Aplikasi secara sederhana dari kalimat
tauhid “laa ilahaa illallah” adalah keyakinan yang mutlak yang
patut kita tanamkan dalam jiwa bahwa Allah maha Esa dalm hal mencipta dalam
penyembahan tanpa ada sesuatupun yang mencampuri dan tanpa ada sesuatupun yang
sepadan dengan-Nya kemudian menerima dengan ikhlas apa-apa yang berasal dari-Nya
baik berupa perintah yang mesti dilaksanakan ataupun larangan yang mesti
ditinggalkan semua itu akan mudah ketika hati ikhlas mengakui bahwa Allah
subhanahu wata a’ala itu maha Esa (Khaerul Sobar, 2010).
1.4
Paradigma Ilmu
Ilmu adalah pengetahuan tentang sesuatu
bidang yang disusun secara besistem menurut metode-metode tertentu yang dapat
digunakan untuk menerangkan gejala-gejala tertentu di bidang (pengetahuan) itu.

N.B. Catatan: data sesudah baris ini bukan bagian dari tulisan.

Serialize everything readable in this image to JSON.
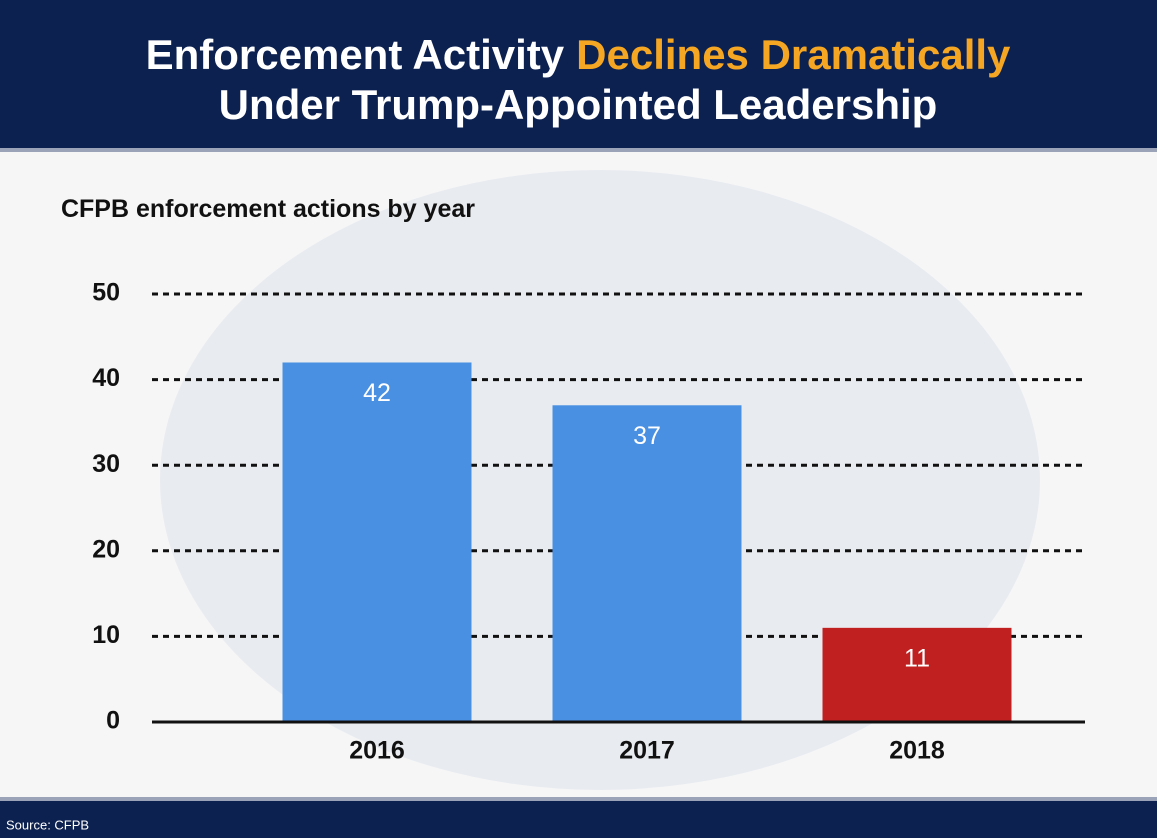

Dari pengertian tersebut nampak bahwa ilmu memang mengandung arti
pengetahuan,tetapi pengetahuan dengan ciri-ciri khusus yaitu yang tersusun
secara sistematis atau menurut Moh Hatta, pengetahuan yang didapat
dengan jalan keterangan disebut ilmu (Dunia Islam, 2015).
Ilmu menempati kedudukan yang sangat
penting dalam ajaran Islam, hal ini terlihat dari banyaknya ayat-ayat al-Qur’an
yang memandang orang-orang yang berilmu dalam posisi yang tinggi dan mulia
disamping hadist-hadist Nabi yang banyak memberi dorongan bagi umatnya untuk
terus menuntut ilmu (Uhar Suharsaputra, 2016).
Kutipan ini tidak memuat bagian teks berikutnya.